El tono desmedido de la política se ha agravado con la distorsión del segundo Maragall, un candidato al que los foros de opinión más mesurados se sacuden de encima. En su reciente documento titulado Respuestas ante la tentación populista, el Cercle d’Economia manifiesta que “Espanya tiene la gran oportunidad de asumir el papel más relevante en las instituciones europeas y a su vez, Europa necesita voces, como la nuestra, para alcanzar estas metas”. Ni rastro de la tentación soberanista, que en el mundo de las élites académicas se denuncia, como una “tendencia disolvente en el interior de la UE”, en palabras del socialdemócrata y exvicepresidente de la Comisión, Frans Timmermmans.

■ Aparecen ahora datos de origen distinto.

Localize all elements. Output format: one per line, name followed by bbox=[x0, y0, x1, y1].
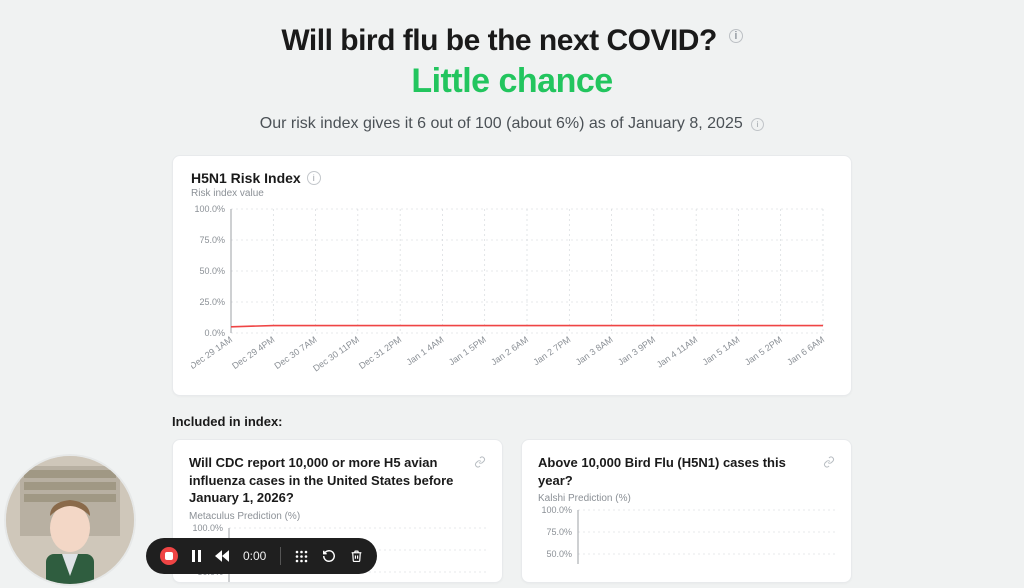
info-icon[interactable]: i bbox=[751, 118, 764, 131]
cdc-question: Will CDC report 10,000 or more H5 avian … bbox=[189, 454, 468, 507]
svg-text:Jan 1 4AM: Jan 1 4AM bbox=[405, 334, 446, 367]
svg-text:Jan 5 2PM: Jan 5 2PM bbox=[743, 334, 784, 367]
kalshi-question: Above 10,000 Bird Flu (H5N1) cases this … bbox=[538, 454, 817, 489]
risk-subline: Our risk index gives it 6 out of 100 (ab… bbox=[0, 115, 1024, 133]
svg-text:Dec 30 11PM: Dec 30 11PM bbox=[311, 334, 361, 373]
recorder-toolbar: 0:00 bbox=[146, 538, 377, 574]
svg-text:Dec 29 4PM: Dec 29 4PM bbox=[230, 334, 276, 371]
kalshi-card: Above 10,000 Bird Flu (H5N1) cases this … bbox=[521, 439, 852, 583]
svg-text:Jan 1 5PM: Jan 1 5PM bbox=[447, 334, 488, 367]
presenter-avatar bbox=[6, 456, 134, 584]
cdc-source: Metaculus Prediction (%) bbox=[189, 511, 486, 522]
stop-record-button[interactable] bbox=[160, 547, 178, 565]
svg-text:100.0%: 100.0% bbox=[192, 523, 223, 533]
risk-index-chart: 0.0% 25.0% 50.0% 75.0% 100.0% Dec 29 1AMDec 2… bbox=[191, 203, 833, 373]
link-icon[interactable] bbox=[823, 456, 835, 468]
link-icon[interactable] bbox=[474, 456, 486, 468]
kalshi-source: Kalshi Prediction (%) bbox=[538, 493, 835, 504]
kalshi-mini-chart: 100.0% 75.0% 50.0% bbox=[538, 504, 838, 564]
info-icon[interactable]: i bbox=[729, 29, 743, 43]
svg-text:25.0%: 25.0% bbox=[199, 297, 225, 307]
svg-text:50.0%: 50.0% bbox=[199, 266, 225, 276]
svg-text:100.0%: 100.0% bbox=[541, 505, 572, 515]
chart-title: H5N1 Risk Index bbox=[191, 170, 301, 186]
svg-text:Dec 31 2PM: Dec 31 2PM bbox=[357, 334, 403, 371]
svg-text:Jan 6 6AM: Jan 6 6AM bbox=[785, 334, 826, 367]
rewind-button[interactable] bbox=[215, 550, 229, 562]
verdict-text: Little chance bbox=[0, 62, 1024, 101]
svg-text:Jan 2 6AM: Jan 2 6AM bbox=[489, 334, 530, 367]
grid-button[interactable] bbox=[295, 550, 308, 563]
svg-text:75.0%: 75.0% bbox=[546, 527, 572, 537]
svg-text:Jan 3 8AM: Jan 3 8AM bbox=[574, 334, 615, 367]
chart-ylabel: Risk index value bbox=[191, 188, 833, 199]
svg-text:Dec 29 1AM: Dec 29 1AM bbox=[191, 334, 234, 371]
svg-text:Jan 4 11AM: Jan 4 11AM bbox=[655, 334, 700, 369]
svg-text:Jan 2 7PM: Jan 2 7PM bbox=[531, 334, 572, 367]
delete-button[interactable] bbox=[350, 549, 363, 563]
svg-text:75.0%: 75.0% bbox=[199, 235, 225, 245]
svg-text:50.0%: 50.0% bbox=[546, 549, 572, 559]
restart-button[interactable] bbox=[322, 549, 336, 563]
pause-button[interactable] bbox=[192, 550, 201, 562]
risk-index-card: H5N1 Risk Index i Risk index value 0.0% 2… bbox=[172, 155, 852, 396]
svg-text:0.0%: 0.0% bbox=[204, 328, 225, 338]
svg-text:100.0%: 100.0% bbox=[194, 204, 225, 214]
svg-text:Jan 3 9PM: Jan 3 9PM bbox=[616, 334, 657, 367]
svg-text:Jan 5 1AM: Jan 5 1AM bbox=[701, 334, 742, 367]
page-title: Will bird flu be the next COVID? i bbox=[281, 24, 742, 58]
recorder-time: 0:00 bbox=[243, 549, 266, 563]
included-label: Included in index: bbox=[172, 414, 852, 429]
info-icon[interactable]: i bbox=[307, 171, 321, 185]
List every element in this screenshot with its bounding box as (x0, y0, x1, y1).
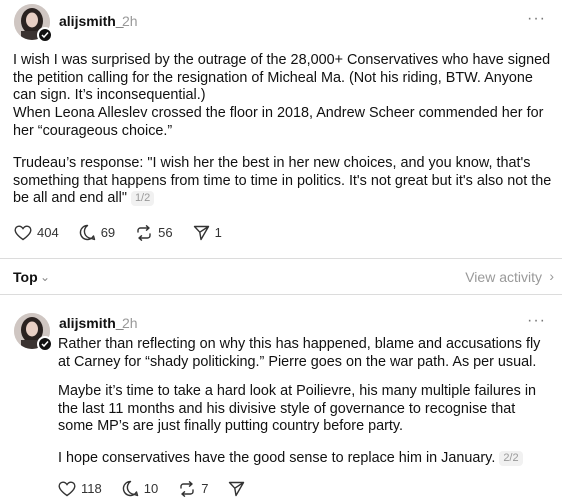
view-activity-link[interactable]: View activity (465, 269, 542, 285)
chevron-right-icon[interactable]: › (549, 268, 554, 284)
send-icon (229, 481, 245, 496)
post-paragraph: Trudeau’s response: "I wish her the best… (13, 155, 553, 208)
timestamp[interactable]: 2h (122, 13, 138, 29)
like-count: 118 (81, 481, 102, 496)
post-paragraph: I hope conservatives have the good sense… (58, 450, 548, 468)
verified-badge-icon (37, 336, 53, 352)
reply-button[interactable]: 10 (122, 480, 158, 497)
like-count: 404 (37, 225, 59, 240)
post-paragraph: When Leona Alleslev crossed the floor in… (13, 105, 544, 139)
send-icon (193, 225, 209, 240)
post-paragraph: Maybe it’s time to take a hard look at P… (58, 383, 537, 434)
repost-count: 56 (158, 225, 173, 240)
heart-icon (58, 480, 76, 496)
repost-button[interactable]: 56 (135, 224, 173, 241)
comment-icon (122, 480, 138, 497)
more-options-icon[interactable]: ··· (527, 312, 546, 330)
post-text: Trudeau’s response: "I wish her the best… (13, 155, 552, 206)
username[interactable]: alijsmith_ (59, 13, 124, 29)
thread-pager: 1/2 (130, 191, 155, 206)
post-paragraph: I wish I was surprised by the outrage of… (13, 52, 551, 103)
share-button[interactable]: 1 (193, 225, 222, 241)
heart-icon (14, 224, 32, 240)
share-count: 1 (214, 225, 222, 240)
reply-button[interactable]: 69 (79, 224, 115, 241)
repost-count: 7 (201, 481, 209, 496)
more-options-icon[interactable]: ··· (527, 10, 546, 28)
like-button[interactable]: 404 (14, 224, 59, 241)
repost-icon (137, 224, 151, 241)
reply-count: 10 (143, 481, 159, 496)
username[interactable]: alijsmith_ (59, 315, 124, 331)
post-paragraph: Rather than reflecting on why this has h… (58, 336, 541, 370)
avatar[interactable] (14, 4, 53, 43)
avatar[interactable] (14, 313, 53, 352)
post-actions: 404 69 56 1 (14, 224, 242, 241)
reply-count: 69 (100, 225, 116, 240)
share-button[interactable] (228, 481, 250, 497)
sort-bar: Top ⌄ View activity › (0, 259, 562, 293)
divider (0, 294, 562, 295)
verified-badge-icon (37, 27, 53, 43)
post-text: I hope conservatives have the good sense… (58, 450, 496, 466)
comment-icon (79, 224, 95, 241)
repost-icon (180, 480, 194, 497)
like-button[interactable]: 118 (58, 480, 102, 497)
repost-button[interactable]: 7 (178, 480, 209, 497)
chevron-down-icon[interactable]: ⌄ (40, 270, 50, 284)
thread-pager: 2/2 (499, 451, 523, 466)
post-actions: 118 10 7 (58, 480, 270, 497)
timestamp[interactable]: 2h (122, 315, 138, 331)
sort-dropdown[interactable]: Top (13, 269, 38, 285)
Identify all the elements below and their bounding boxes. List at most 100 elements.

En el alma del alcaldable de ERC no se oye el eco de su hermano. No se olvide que Pasqual quiso una urbe abierta al norte, lejos de conformarse con la Cataluña romántica, “esencia inmutable a la que debíamos adaptarnos”, en palabras de Jordi Pujol. Para ponerme antitético, elijo el “érase una vez” de Reverte contado como la historia hispana o Ishapan, “literalmente tierra de buenos conejos”, y la integro en la narración de una ciudad empobrecida y propensa al drama; al drama triste de Ernest, el malhadado. Pero dicho esto, merece la pena pensar que si quisiéramos no estaríamos tan lejos de aquella Barcelona olímpica adaptada a la templanza y el buen gusto de urbanistas, como Martorell, Bohigas o Mackay. Y a la magia de la diseminación escultórica sobre la piel de la urbe: el monumento al Doctor Robert, el Picaso en la Ciutadella, el Miró del Escorxador o las hojas de Xavier Corberó en la estación del Norte, además de las recuperaciones de entornos pétreos, como la Plaza Sant Agustí, la neoclásica Casa de la Caritat.
Los maragalles se llevan bien en lo personal, pero chocan camino a la calle, al pasar del portón de la que fue residencia en Sant-Gervasi de los de Noble-Maragall, la casa grande. Además de la estética, de la concepción luckaksiana del día adía y de la música, a los dos les separa el Senado. Es conocido que cuando Pasqual era alcalde, incluyó la posibilidad de trasladar a Barcelona la sede del Senado, en el marco de su conocida teoría de la bicapitalidad de España. Casi tres décadas después, el tema se atranca definitivamente. Miquel Iceta aceptó indirectamente ponerse al frente de la Cámara alta, con el socorrido adagio: “si el Senado no va a Barcelona, Barcelona presidirá el Senado”. Pero ahora, tras el aislacionismo del partido de Junqueras (¡nunca más!), es el lúcido Manuel Cruz quien liderará el Senado. Aunque sea de puro arrepentidos, los de ERC dicen ahora, en voz alta y gangosa, que en la investidura votarán a Pedro Sánchez. ¡Iceta, no, Sánchez, sí! es el grito de guerra de esta tribu desdibujada.
Libre de las contradicciones morales que tuvo en su juventud, como cuadro de la izquierda dura, Ernest se acurruca en la cómoda ERC de Tardà, un ex internacionalista converso al estilo del gran Francesc Vicens, culto, crítico y buen amigo de Picasso. Los republicanos se ocuparán de ganar para él la Alcaldía de la ciutat d’ideals que volíem bastir, como describió a Barcelona el poeta Marius Torres, en circunstancias verdaderamente dramáticas, comparadas a las de hoy. Le sentarán en el trono, renunciando al código parlamentario no escrito y lesionando la ética y el fair play. Nuestros republicanos son feos, feos, además de torpes, intelectualmente grises y mediopensionistas.